Mordant dyes are those dyes which require a mordant in their application and which upon combination with the mordant deposit insoluble color on the substrate, e.g., dyes with metal chelating groups. Like the name suggests these dyes require a mordant. Mordants are substances of organic or inorganic origin which combine with the coloring matter and are used to fix the same in the production of the color. For the purpose of this class, such materials as oils and sulfonated oils, soaps, fats and higher acids, are not generally considered as mordants, but as coming within the scope of “assistants” in dyeing. The mordant substances include such acids as tannic acid, sumac, gall nuts, bark extracts, oleic and stearic acids, and Turkey red oil; and metallic substances such as various combinations or soluble salts of chromium, aluminum, iron, copper, and tin. The latter, the metallic mordants, are more used than the acid mordants. Mordant improves the fastness of the dye on the fibre such as water, light and perspiration fastness. The choice of mordant is very important as different mordants can change the final colour significantly. Most natural dyes are mordant dyes and there is therefore a large literature base describing dyeing techniques.
Dyes are generally defined along the lines of being coloured, aromatic compounds that can ionise. Although this definition infers that ionic interaction with oppositely charged tissue constituents is the norm, there are exceptions. Some dyes require the presence of a metal to properly develop their colour or staining selectivity. These are termed mordant dyes. The Colour Index uses this as a classification and naming system. Each dye is named according to the pattern: mordant + base colour + number.
These dyes are thereby specifically identified as dyes of the stated colour, and whose primary staining mechanism requires the presence of metal atoms.
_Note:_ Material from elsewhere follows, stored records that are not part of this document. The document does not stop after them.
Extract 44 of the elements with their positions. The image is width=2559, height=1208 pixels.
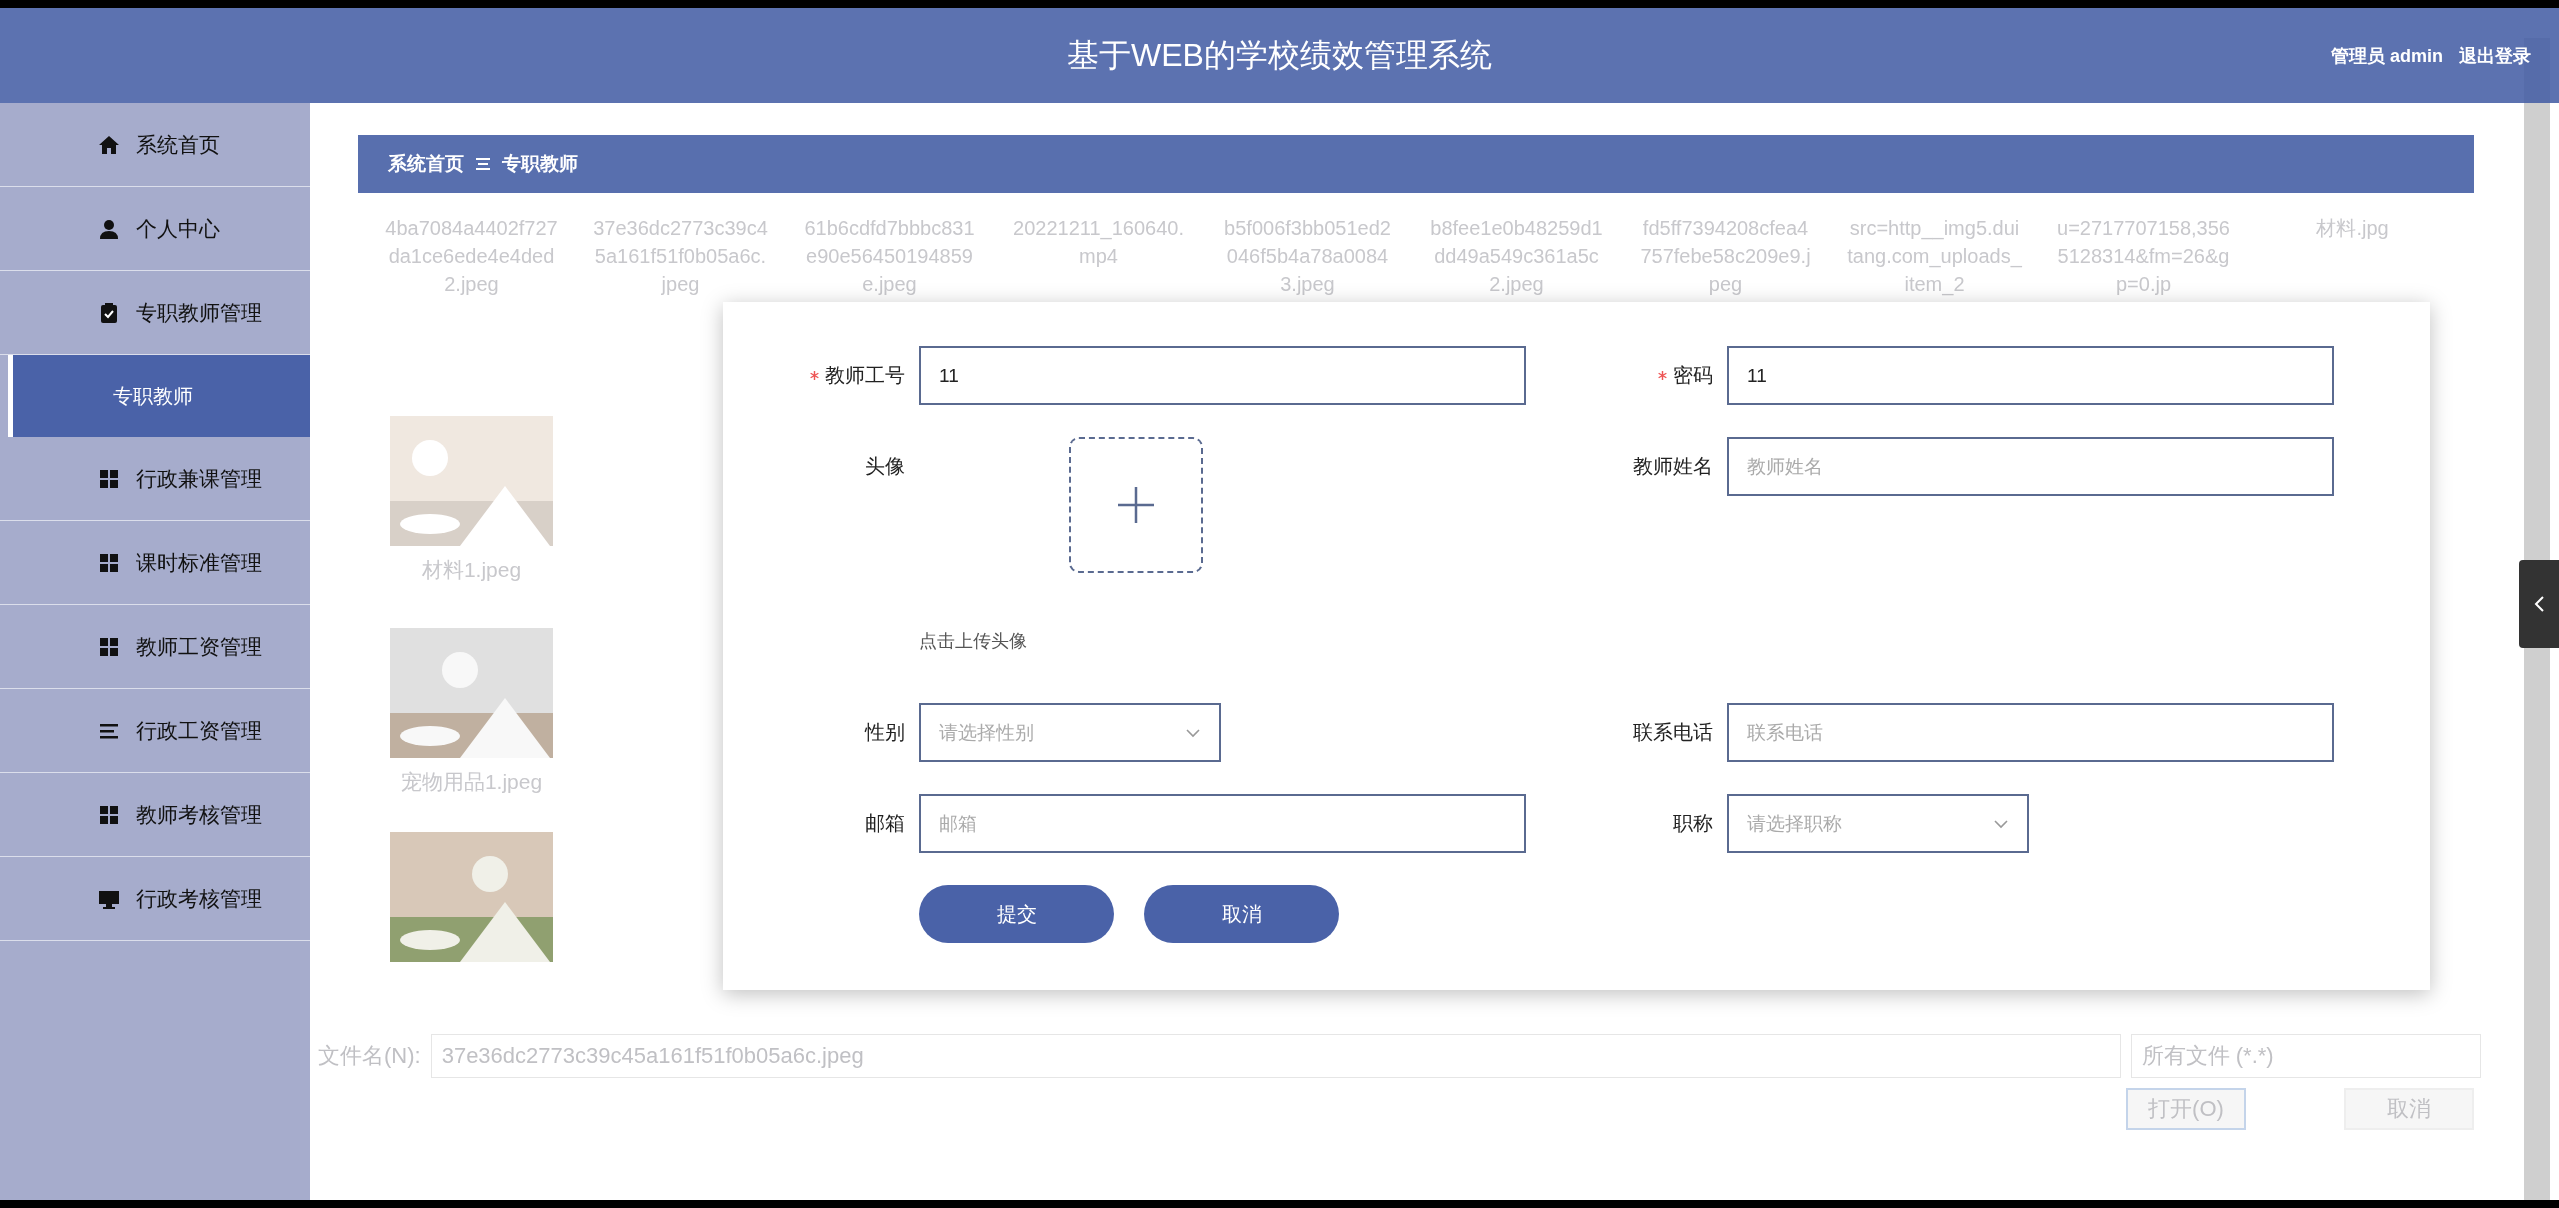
sidebar-item[interactable]: 教师考核管理 [0,773,310,857]
sidebar-item[interactable]: 行政工资管理 [0,689,310,773]
text-field[interactable]: 联系电话 [1727,703,2334,762]
chevron-down-icon [1993,818,2009,829]
chevron-down-icon [1185,727,1201,738]
app-title: 基于WEB的学校绩效管理系统 [1067,35,1492,75]
field-label: 教师工号 [825,363,905,388]
clipboard-icon [98,301,120,324]
field-label: 头像 [865,454,905,479]
sidebar-item[interactable]: 行政考核管理 [0,857,310,941]
text-field[interactable]: 邮箱 [919,794,1526,853]
field-label: 教师姓名 [1633,454,1713,479]
field-label: 职称 [1673,811,1713,836]
form-button[interactable]: 提交 [919,885,1114,943]
sidebar-item[interactable]: 行政兼课管理 [0,437,310,521]
separator-icon [474,157,492,171]
filename-label: 文件名(N): [318,1042,421,1070]
plus-icon [1116,485,1156,525]
user-label: 管理员 admin [2331,44,2443,68]
chevron-left-icon [2533,595,2545,613]
form-button[interactable]: 取消 [1144,885,1339,943]
field-label: 邮箱 [865,811,905,836]
sidebar-item[interactable]: 教师工资管理 [0,605,310,689]
sidebar-subitem[interactable]: 专职教师 [8,355,310,437]
sidebar-item[interactable]: 课时标准管理 [0,521,310,605]
home-icon [98,133,120,156]
breadcrumb-link[interactable]: 系统首页 [388,151,464,177]
text-field[interactable]: 11 [919,346,1526,405]
grid-icon [98,635,120,658]
grid-icon [98,551,120,574]
logout-link[interactable]: 退出登录 [2459,43,2531,68]
field-label: 性别 [865,720,905,745]
field-label: 密码 [1673,363,1713,388]
sidebar-item[interactable]: 个人中心 [0,187,310,271]
user-icon [98,217,120,240]
upload-box[interactable] [1069,437,1203,573]
field-label: 联系电话 [1633,720,1713,745]
grid-icon [98,467,120,490]
breadcrumb-link[interactable]: 专职教师 [502,151,578,177]
text-field[interactable]: 11 [1727,346,2334,405]
sidebar-item[interactable]: 系统首页 [0,103,310,187]
upload-hint: 点击上传头像 [919,630,1027,653]
grid-icon [98,803,120,826]
text-field[interactable]: 教师姓名 [1727,437,2334,496]
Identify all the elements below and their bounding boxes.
Note that this is a functional and colour classification. It contains no chemical information neither does it imply that dyes with similar names but unique numbers are in any way related. It should also be noted that the classification refers to the primary mechanism of staining. Other mechanisms may also be possible.
The most commonly used mordant dyes have hydroxyl and carboxyl groups and are negatively charged, i.e. anionic. It is convenient to view these as a specialised subgroup of acid dyes. Some other mordant dyes may possess amino groups, and are cationic overall. Despite this, they must still have hydroxyl or carboxyl groups, since lake formation requires it. Mordant dyes can usually stain by ionic interaction in the same way as other ionisable dyes. The colour is often pale, sometimes so pale that the results have no value.
It is often noted that when a mordant dye forms a lake with a metal, there is a strong colour change. This is because metals have low energy atoms. The incorporation of these low energy atoms into the delocalised electron system of the dye causes a bathochromic shift in the absorption. It is this delocalised electron system which is fundamentally responsible for colour in dyes. Since different metal atoms have differing energy levels, the colour of the lakes may also differ.
The most commonly used mordant dye is undoubtedly hematein (natural black 1), whose status as a natural product supercedes its mode of dyeing, apparently. Others are eriochrome cyanine R (mordant blue 3) and celestine blue B (mordant blue 14), both used as substitutes for alum hematoxylin but with a ferric salt as the mordant. Alizarin red S (mordant red 3) is valuable for the demonstration of calcium, particularly in embryo skeletons.